There has been an interesting, though not completely unexpected, turn of events in the Perry v. Schwarzenegger federal trial. You’ll recall from a previous email that Magistrate Judge Joseph Spero had ordered the ACLU, Equality California, and others to turn over to our legal team the internal campaign records of the “No on 8” campaign that contain, refer or relate to arguments for or against Proposition 8. The same kind of internal campaign records belonging to Prop 8’s sponsors had already been disclosed under the court’s earlier ruling before the start of trial. Spero’s order simply required the same disclosure of the “No” campaign that the “Yes” campaign had been forced to make.
Claiming that Spero’s order was “clearly erroneous or contrary to law,” our opponents quickly appealed his ruling to Chief Judge Vaughn Walker in hopes of preventing our defense team from seeing evidence that could weaken the legal challenge against Prop 8. A district judge can overturn a magistrate’s order only upon a finding of clear error, reaching a “definite and firm conviction that a mistake has been committed.” To Judge Walker’s credit, last week he ruled that Judge Spero’s decision to compel our opponents to disclose their internal records was neither clearly erroneous nor contrary to law, and therefore denied their appeal.

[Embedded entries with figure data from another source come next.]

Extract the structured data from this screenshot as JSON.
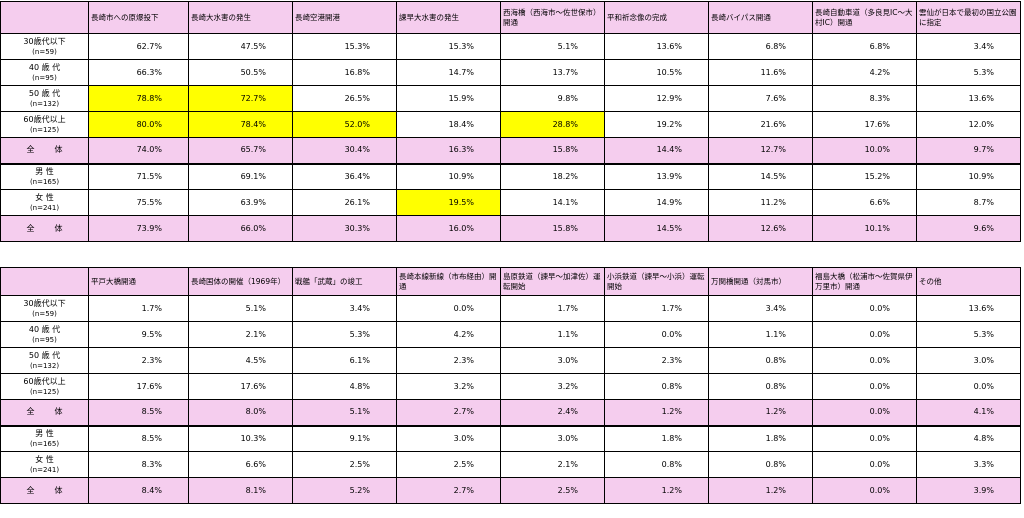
{
  "table1": {
    "headers": [
      "",
      "長崎市への原爆投下",
      "長崎大水害の発生",
      "長崎空港開港",
      "諫早大水害の発生",
      "西海橋（西海市～佐世保市）開通",
      "平和祈念像の完成",
      "長崎バイパス開通",
      "長崎自動車道（多良見IC～大村IC）開通",
      "雲仙が日本で最初の国立公園に指定"
    ],
    "rows": [
      {
        "label": "30歳代以下",
        "sub": "(n=59)",
        "values": [
          "62.7%",
          "47.5%",
          "15.3%",
          "15.3%",
          "5.1%",
          "13.6%",
          "6.8%",
          "6.8%",
          "3.4%"
        ],
        "highlight": []
      },
      {
        "label": "40 歳 代",
        "sub": "(n=95)",
        "values": [
          "66.3%",
          "50.5%",
          "16.8%",
          "14.7%",
          "13.7%",
          "10.5%",
          "11.6%",
          "4.2%",
          "5.3%"
        ],
        "highlight": []
      },
      {
        "label": "50 歳 代",
        "sub": "(n=132)",
        "values": [
          "78.8%",
          "72.7%",
          "26.5%",
          "15.9%",
          "9.8%",
          "12.9%",
          "7.6%",
          "8.3%",
          "13.6%"
        ],
        "highlight": [
          0,
          1
        ]
      },
      {
        "label": "60歳代以上",
        "sub": "(n=125)",
        "values": [
          "80.0%",
          "78.4%",
          "52.0%",
          "18.4%",
          "28.8%",
          "19.2%",
          "21.6%",
          "17.6%",
          "12.0%"
        ],
        "highlight": [
          0,
          1,
          2,
          4
        ]
      },
      {
        "label": "全　体",
        "sub": "",
        "values": [
          "74.0%",
          "65.7%",
          "30.4%",
          "16.3%",
          "15.8%",
          "14.4%",
          "12.7%",
          "10.0%",
          "9.7%"
        ],
        "highlight": [],
        "total": true
      },
      {
        "label": "男 性",
        "sub": "(n=165)",
        "values": [
          "71.5%",
          "69.1%",
          "36.4%",
          "10.9%",
          "18.2%",
          "13.9%",
          "14.5%",
          "15.2%",
          "10.9%"
        ],
        "highlight": [],
        "thick": true
      },
      {
        "label": "女 性",
        "sub": "(n=241)",
        "values": [
          "75.5%",
          "63.9%",
          "26.1%",
          "19.5%",
          "14.1%",
          "14.9%",
          "11.2%",
          "6.6%",
          "8.7%"
        ],
        "highlight": [
          3
        ]
      },
      {
        "label": "全　体",
        "sub": "",
        "values": [
          "73.9%",
          "66.0%",
          "30.3%",
          "16.0%",
          "15.8%",
          "14.5%",
          "12.6%",
          "10.1%",
          "9.6%"
        ],
        "highlight": [],
        "total": true
      }
    ]
  },
  "table2": {
    "headers": [
      "",
      "平戸大橋開通",
      "長崎国体の開催（1969年）",
      "戦艦「武蔵」の竣工",
      "長崎本線新線（市布経由）開通",
      "島原鉄道（諫早～加津佐）運転開始",
      "小浜鉄道（諫早～小浜）運転開始",
      "万関橋開通（対馬市）",
      "福島大橋（松浦市～佐賀県伊万里市）開通",
      "その他"
    ],
    "rows": [
      {
        "label": "30歳代以下",
        "sub": "(n=59)",
        "values": [
          "1.7%",
          "5.1%",
          "3.4%",
          "0.0%",
          "1.7%",
          "1.7%",
          "3.4%",
          "0.0%",
          "13.6%"
        ],
        "highlight": []
      },
      {
        "label": "40 歳 代",
        "sub": "(n=95)",
        "values": [
          "9.5%",
          "2.1%",
          "5.3%",
          "4.2%",
          "1.1%",
          "0.0%",
          "1.1%",
          "0.0%",
          "5.3%"
        ],
        "highlight": []
      },
      {
        "label": "50 歳 代",
        "sub": "(n=132)",
        "values": [
          "2.3%",
          "4.5%",
          "6.1%",
          "2.3%",
          "3.0%",
          "2.3%",
          "0.8%",
          "0.0%",
          "3.0%"
        ],
        "highlight": []
      },
      {
        "label": "60歳代以上",
        "sub": "(n=125)",
        "values": [
          "17.6%",
          "17.6%",
          "4.8%",
          "3.2%",
          "3.2%",
          "0.8%",
          "0.8%",
          "0.0%",
          "0.0%"
        ],
        "highlight": []
      },
      {
        "label": "全　体",
        "sub": "",
        "values": [
          "8.5%",
          "8.0%",
          "5.1%",
          "2.7%",
          "2.4%",
          "1.2%",
          "1.2%",
          "0.0%",
          "4.1%"
        ],
        "highlight": [],
        "total": true
      },
      {
        "label": "男 性",
        "sub": "(n=165)",
        "values": [
          "8.5%",
          "10.3%",
          "9.1%",
          "3.0%",
          "3.0%",
          "1.8%",
          "1.8%",
          "0.0%",
          "4.8%"
        ],
        "highlight": [],
        "thick": true
      },
      {
        "label": "女 性",
        "sub": "(n=241)",
        "values": [
          "8.3%",
          "6.6%",
          "2.5%",
          "2.5%",
          "2.1%",
          "0.8%",
          "0.8%",
          "0.0%",
          "3.3%"
        ],
        "highlight": []
      },
      {
        "label": "全　体",
        "sub": "",
        "values": [
          "8.4%",
          "8.1%",
          "5.2%",
          "2.7%",
          "2.5%",
          "1.2%",
          "1.2%",
          "0.0%",
          "3.9%"
        ],
        "highlight": [],
        "total": true
      }
    ]
  },
  "colors": {
    "header_bg": "#f5cdee",
    "highlight": "#ffff00",
    "border": "#000000"
  }
}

Judge Walker affirmed that the “documents from the No on 8 campaign could be relevant to the question of why voters approved Proposition 8, as the messages from the No on 8 campaign were part of the mix of information available to the voters.” So now, even though the live witness testimony phase of the trial has been completed, our Prop 8 Legal Defense team will finally have an opportunity to review our opponents’ campaign records – just as they have already reviewed ours – and potentially submit evidence and arguments to counter our opponents’ claims that Prop 8 is unconstitutional.
In upholding Spero’s order, Walker also maintained the March 31st deadline for our opponents to turn over their documents, and gave our legal team a two-week period to add any newfound evidence into the trial record. Regardless of whether that schedule will hold, at some point our legal team should be able to undertake the critical task of pouring over the documents with a fine-toothed comb. Because we may be limited to such a short time in which to cull through tens of thousands of expected documents, the Prop 8 team of attorneys will likely be required to work around the clock to finish the task. We appreciate any donation you can make to help cover the expenses of this herculean effort.
Not surprisingly, Equality California and the ACLU have appealed Judge Walker’s order to the Ninth Circuit Court of Appeals. And Judge Walker has already issued a ‘stay’ of his own order for document disclosure for a week, while our opponents ask the Ninth Circuit to intervene. This means that even now – months after our side was forced to disclose internal campaign records to our opponents – we continue to wait while our opponents refuse to disclose the same kind of evidence.
As always, we appreciate your support and will keep you posted as the process continues.